Another feature of the library that’s sure to be the favorite place of many is the Columbia Room on the upper floor. Located where the old entrance to the library was on the southwest corner, the room houses Northwest Collections and genealogy archives.
But the draw of the room is its ambience. Half the room is floor-to-ceiling bookshelves and the other half is floor-to-ceiling windows looking out on the sloping lawn in front of the library, Mike’s Ice Cream and the Columbia River beyond. The room was a creative way the architects came up with to deal with the old entrance, an unaesthetic but necessary addition built onto the side of the library in 1969 to meet ADA requirements for disabled access.
According to Knudson, the room was originally going to be walled in (for more shelf space) but the architects protested.

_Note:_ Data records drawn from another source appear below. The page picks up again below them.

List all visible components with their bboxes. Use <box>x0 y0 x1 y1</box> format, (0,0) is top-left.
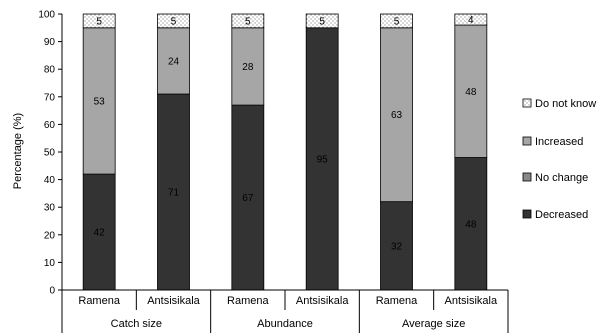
y-tick-label: 20 <box>44 230 56 241</box>
bar-segment-decreased <box>380 201 413 291</box>
x-category-label: Antsisikala <box>147 295 200 307</box>
x-axis-categories: Ramena Antsisikala Ramena Antsisikala Ramena… <box>78 295 498 307</box>
bar-segment-decreased <box>231 104 265 291</box>
bar-data-label: 5 <box>319 16 325 27</box>
bar-data-label: 67 <box>242 193 254 204</box>
y-tick-label: 100 <box>38 10 55 21</box>
bar-data-label: 48 <box>465 87 477 98</box>
legend-entry: Decreased <box>535 209 588 221</box>
y-tick-label: 10 <box>44 258 56 269</box>
x-group-label: Abundance <box>257 318 313 330</box>
bar-data-label: 4 <box>468 15 474 26</box>
y-axis-label: Percentage (%) <box>12 113 24 189</box>
bar-data-label: 28 <box>242 62 254 73</box>
legend-entry: Increased <box>535 136 583 148</box>
bar-segment-decreased <box>82 173 116 291</box>
bars-layer: 42 53 5 71 24 5 67 28 5 95 5 32 63 5 48 48 4 <box>82 13 488 291</box>
bar-segment-do-not-know <box>380 13 413 29</box>
bar-data-label: 95 <box>317 154 329 165</box>
x-category-label: Ramena <box>78 295 120 307</box>
bar-data-label: 5 <box>171 16 177 27</box>
y-tick-label: 40 <box>44 175 56 186</box>
x-category-label: Antsisikala <box>445 295 498 307</box>
axes-layer <box>61 14 509 333</box>
bar-segment-do-not-know <box>305 13 339 29</box>
bar-segment-increased <box>82 27 116 175</box>
x-group-label: Average size <box>402 318 465 330</box>
bar-segment-decreased <box>305 27 339 291</box>
x-category-label: Ramena <box>376 295 418 307</box>
bar-segment-decreased <box>454 157 488 291</box>
y-tick-label: 80 <box>44 65 56 76</box>
legend-swatch <box>522 98 532 108</box>
bar-segment-increased <box>157 27 190 95</box>
legend-swatch <box>522 136 532 146</box>
bar-data-label: 5 <box>394 16 400 27</box>
y-tick-label: 30 <box>44 203 56 214</box>
bar-segment-do-not-know <box>454 13 488 26</box>
legend-swatch <box>522 209 532 219</box>
x-axis-groups: Catch size Abundance Average size <box>111 318 466 330</box>
bar-data-label: 5 <box>96 16 102 27</box>
y-tick-label: 60 <box>44 120 56 131</box>
bar-segment-increased <box>231 27 265 106</box>
legend-entry: Do not know <box>535 98 596 110</box>
bar-data-label: 32 <box>391 241 403 252</box>
bar-segment-do-not-know <box>82 13 116 29</box>
y-tick-label: 70 <box>44 92 56 103</box>
bar-segment-increased <box>380 27 413 203</box>
x-category-label: Antsisikala <box>296 295 349 307</box>
bar-data-label: 71 <box>168 188 180 199</box>
bar-segment-decreased <box>157 93 190 291</box>
legend-swatch <box>522 172 532 182</box>
y-tick-label: 0 <box>49 286 55 297</box>
bar-data-label: 48 <box>465 219 477 230</box>
legend-entry: No change <box>535 172 588 184</box>
y-tick-label: 90 <box>44 37 56 48</box>
legend: Do not know Increased No change Decreased <box>522 98 596 221</box>
bar-data-label: 5 <box>245 16 251 27</box>
bar-segment-do-not-know <box>157 13 190 29</box>
bar-segment-increased <box>454 24 488 158</box>
y-tick-label: 50 <box>44 148 56 159</box>
bar-segment-do-not-know <box>231 13 265 29</box>
x-group-label: Catch size <box>111 318 162 330</box>
y-axis-ticks: 0 10 20 30 40 50 60 70 80 90 100 <box>38 10 62 297</box>
bar-data-label: 63 <box>391 110 403 121</box>
x-category-label: Ramena <box>227 295 269 307</box>
bar-data-label: 53 <box>94 96 106 107</box>
bar-data-label: 24 <box>168 56 180 67</box>
bar-data-label: 42 <box>94 228 106 239</box>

“They said, ‘It’s a historic building looking out on a historic park and they don’t talk,’” she said. The result was the floor-to-ceiling windows, which does eliminate shelf space but is worth the sacrifice.
One more special feature of the new library is the Jean Marie Gaulke Memorial Meeting Room, located on the first floor in the northeast corner of the new wing. Gaulke, a longtime library patron, died during the fundraising campaign for the new library.
The meeting room can be used by local non-profit groups for occasional meetings (not for regularly scheduled ones) and by others in the community needing a place to gather. The only rules are that meetings must be open to the public and users can’t solicit or sell anything at meetings held there.
“It’s part of what libraries see as our mission,” Knudson said. “We’re sort of a community living room.”
With the remodel and addition to the library, Hood River has gained a posh and comfortable new living room for all to enjoy. And it’s got the coolest hallway in town.